Gilberte ne retira pas ses mains, et le regardant au fond des yeux : — Je vous le promets, dit-elle.

Lorsque Gilberte reprit le chemin de La Marnière, un sentiment de bonheur indicible remplissait son cœur. Elle en était comme accablée ! Elle était seule avec sa mère dans une voiture découverte dont le mouvement rapide la berçait. Elle regardait les étoiles. Aucun bruit autour d’elle, si ce n’est de vagues rumeurs dans les branches quand une risée de vent passait à travers les arbres et en faisait palpiter l’épaisse frondaison. En elle, aucune pensée, si ce n’est un souvenir lumineux qui couvrait tout de sa clarté, et dans laquelle son rêve se baignait.
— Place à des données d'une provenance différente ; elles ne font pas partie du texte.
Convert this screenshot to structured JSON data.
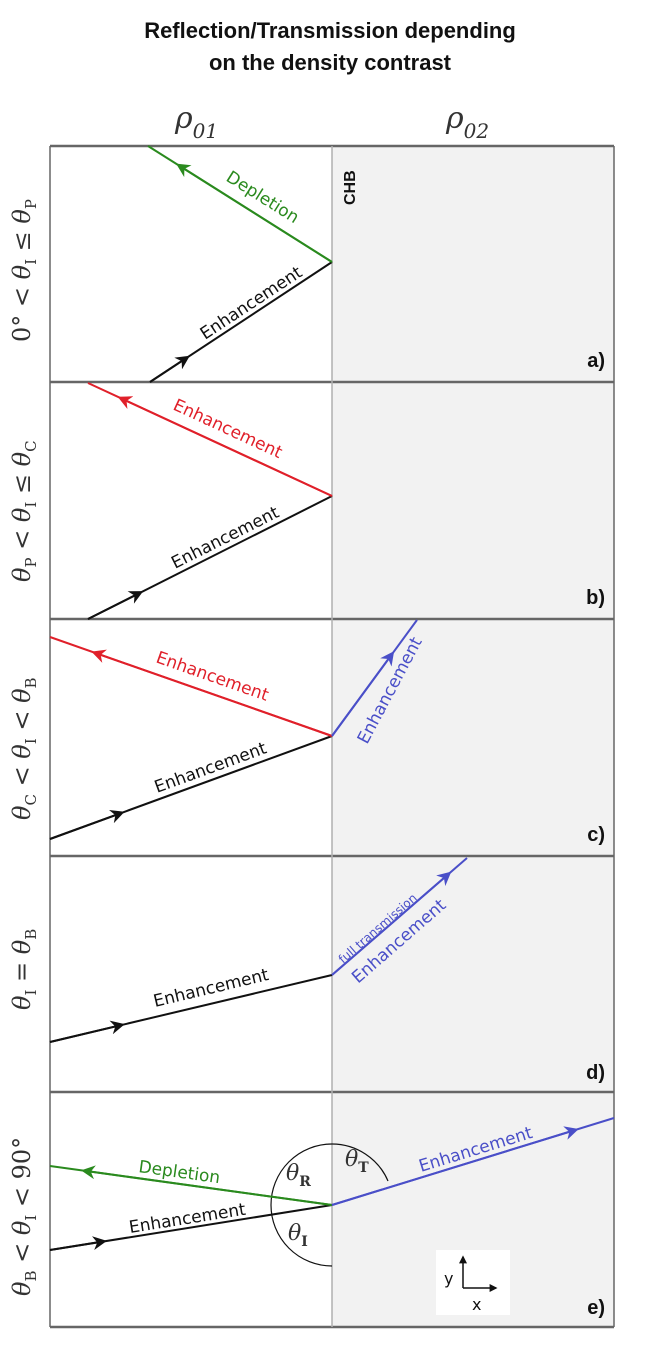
{
  "title_line1": "Reflection/Transmission depending",
  "title_line2": "on the density contrast",
  "columns": {
    "left": {
      "symbol": "ρ",
      "sub": "01"
    },
    "right": {
      "symbol": "ρ",
      "sub": "02"
    }
  },
  "boundary_label": "CHB",
  "colors": {
    "incident": "#111111",
    "depletion": "#2a8a1e",
    "enhancement_red": "#e0202a",
    "transmitted": "#4a4fc8",
    "medium2_fill": "#f2f2f2",
    "frame": "#666666"
  },
  "panels": [
    {
      "letter": "a)",
      "condition": {
        "pre": "0° < ",
        "mid": "θ",
        "mid_sub": "I",
        "rel": " ≤ ",
        "post": "θ",
        "post_sub": "P"
      },
      "rays": [
        {
          "kind": "incident",
          "label": "Enhancement"
        },
        {
          "kind": "reflected",
          "label": "Depletion"
        }
      ]
    },
    {
      "letter": "b)",
      "condition": {
        "pre": "θ",
        "pre_sub": "P",
        "rel1": " < ",
        "mid": "θ",
        "mid_sub": "I",
        "rel": " ≤ ",
        "post": "θ",
        "post_sub": "C"
      },
      "rays": [
        {
          "kind": "incident",
          "label": "Enhancement"
        },
        {
          "kind": "reflected",
          "label": "Enhancement"
        }
      ]
    },
    {
      "letter": "c)",
      "condition": {
        "pre": "θ",
        "pre_sub": "C",
        "rel1": " < ",
        "mid": "θ",
        "mid_sub": "I",
        "rel": " < ",
        "post": "θ",
        "post_sub": "B"
      },
      "rays": [
        {
          "kind": "incident",
          "label": "Enhancement"
        },
        {
          "kind": "reflected",
          "label": "Enhancement"
        },
        {
          "kind": "transmitted",
          "label": "Enhancement"
        }
      ]
    },
    {
      "letter": "d)",
      "condition": {
        "mid": "θ",
        "mid_sub": "I",
        "rel": " = ",
        "post": "θ",
        "post_sub": "B"
      },
      "rays": [
        {
          "kind": "incident",
          "label": "Enhancement"
        },
        {
          "kind": "transmitted",
          "label": "Enhancement",
          "note": "full transmission"
        }
      ]
    },
    {
      "letter": "e)",
      "condition": {
        "pre": "θ",
        "pre_sub": "B",
        "rel1": " < ",
        "mid": "θ",
        "mid_sub": "I",
        "rel": " < ",
        "post": "90°"
      },
      "rays": [
        {
          "kind": "incident",
          "label": "Enhancement"
        },
        {
          "kind": "reflected",
          "label": "Depletion"
        },
        {
          "kind": "transmitted",
          "label": "Enhancement"
        }
      ],
      "angles": [
        {
          "sym": "θ",
          "sub": "R"
        },
        {
          "sym": "θ",
          "sub": "T"
        },
        {
          "sym": "θ",
          "sub": "I"
        }
      ],
      "axes": {
        "x": "x",
        "y": "y"
      }
    }
  ]
}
Des senteurs échappées aux herbes mouillées, aux meules de foin dont les cônes se dressaient dans les prairies, aux bois sombres rafraîchis par la nuit, suivaient Gilberte dans sa course silencieuse et l’enveloppaient d’invisibles caresses. Elle se taisait, et aurait voulu que cette nuit transparente et douce n’eût pas de réveil. Mme de Villepreux, surprise de ce long silence, la regarda. Sa fille avait le visage inondé de larmes. Lui prenant la main vivement : — Qu’as-tu ? dit-elle.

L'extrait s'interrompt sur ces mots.